Las experiencias traumáticas o la falta de exposición durante la socialización pueden generar miedos en los perros ante ciertas situaciones. En la mayoría de casos, estos miedos se resuelven con técnicas básicas, aunque los más graves requieren la intervención de un veterinario etólogo, experto en comportamiento animal. Como especialistas en etología canina, en unComo.com te ofrecemos consejos prácticos y seguros para ayudar a tu perro.
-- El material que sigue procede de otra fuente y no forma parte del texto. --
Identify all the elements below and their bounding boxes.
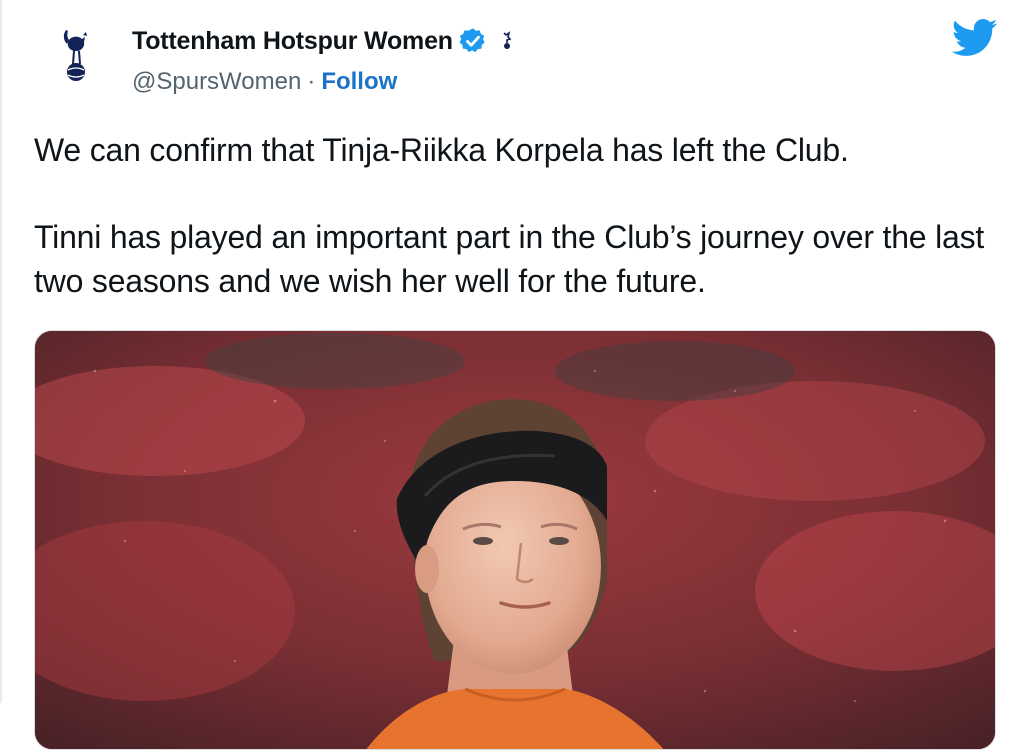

El periodo de socialización del cachorro

Aunque pueda ser tarde para algunos, este periodo es clave para prevenir miedos y fobias, según expertos en desarrollo canino.

Ocurre entre el primer y tercer mes de vida, cuando el cerebro del cachorro se desarrolla y conoce estímulos del entorno.

Si no se expone a elementos como coches, motos o personas de otras etnias, podría percibirlos como amenazas. Por ello, es esencial una exposición controlada en esta etapa.

Ten en cuenta que el cachorro aún no está completamente vacunado, lo que aumenta el riesgo de enfermedades. Antes se evitaban salidas hasta la última vacuna, pero hoy los etólogos recomiendan socializar tempranamente para evitar problemas conductuales futuros.

Para minimizar riesgos, realiza paseos cortos por zonas limpias, evitando contacto con perros no vacunados, orina, heces o agua estancada.

La habituación

Si la socialización fue insuficiente, aplica la técnica de habituación, respaldada por etólogos.

Consiste en exponer al perro al estímulo temido en un entorno calmado, empezando por baja intensidad y aumentando gradualmente, recompensando respuestas positivas (calma, sin ladridos ni huida).

Por ejemplo, para miedo a truenos, reproduce sonidos desde volumen bajo mientras el perro está relajado, premiándolo sin regaños. Es crucial que no ocurra nada negativo durante la exposición.

Opta por varias sesiones cortas en lugar de una prolongada, y siempre bajo supervisión profesional para garantizar seguridad y eficacia.

Evita la inundación, que expone intensamente al estímulo y recompensa después: es riesgosa y solo para expertos, no recomendada en casa.

Lo que nunca debes hacer

  • Administrar psicofármacos (como cloruro de litio, fluoxetina o diazepam) por tu cuenta o consejo no profesional: solo veterinarios pueden prescribirlos.
  • Consolar o tranquilizar al perro en pánico: interpreta que lo proteges de un peligro real, intensificando el miedo.
  • Aplicar habituación o inundación de forma agresiva, como atar al perro y exponerlo bruscamente a disparos: asocia el estímulo a castigo y estrés, agravando el problema. Recuerda: nada negativo durante la exposición.